Little A is growing and has a soul that is thousands of years old. She knows things she shouldn't possibly know, says things beyond her years; beyond the years of many. She crosses her fingers one over the other, picks at parts of herself until she bleeds, smiles fake smiles to cover fear, has to stand to do her work and doesn't like bright lights, loud noises, new people or new things, but she fiercely loves what she loves and when she feels safe she is the most alive and funny person I've ever met. I'm terrified of people crushing her. Terrified. She remembers you, which most would think odd, but not me. She recalls the last time you two shared a meal before Christmas. She remembers the bench you sat on. She remembers your plate and your discussion of what good food is. She says, "I remembers his voice, ma." And her blue eyes cloud over when we talk of you in Heaven now, but then she will say that she knows that Smoosh and Jessie are with you and I believe her.

Gram is a lifetime older. It breaks me each time I see her, which isn't enough. Her voice is distant and her letters are sad and it makes me remember the day as a child that Dzia-Dzia and I were swinging on that green swing in the gardens and he said that if he could have anything, he would leave the world with Busi at the same time. I didn't understand it then. I do now. Gram swears that she hears you and feels you; I believe that she does. I believe that we all do.
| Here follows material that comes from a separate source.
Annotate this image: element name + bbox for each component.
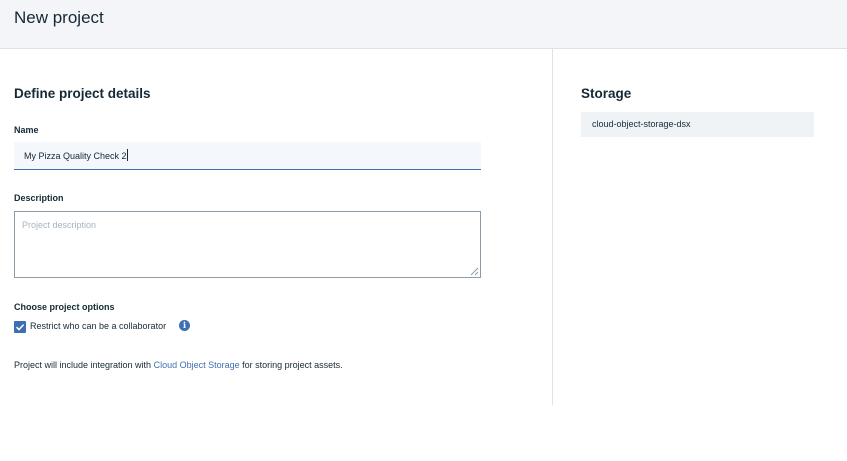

This month is hard for most anyone, I think. It was hard on Thursday when I finally sat down that night and looked at what the date on the calendar actually was. Your birthday. I choked back a sob. I keep waiting for the grief to not be so sudden and violent, but it still is most times when it sneaks up on me.

I'm blessed, I know. My life is good; I am doing a job that I love, my children are well, I have many wonderful friends. I feel like I should be happier, but I don't know how; I don't think that the idea of happiness that I have will come back again. Pure happiness, in my heart, is a girl with her head stuck out the window of a truck, grinning from ear to ear, remnants of an orange push-up getting glued to her face, the Tigers on the radio. I'm trying to create that girl for my girls; I think that is the only way and I wish that you were here to tell me I were right or that I think too much.

I love you still and miss you madly.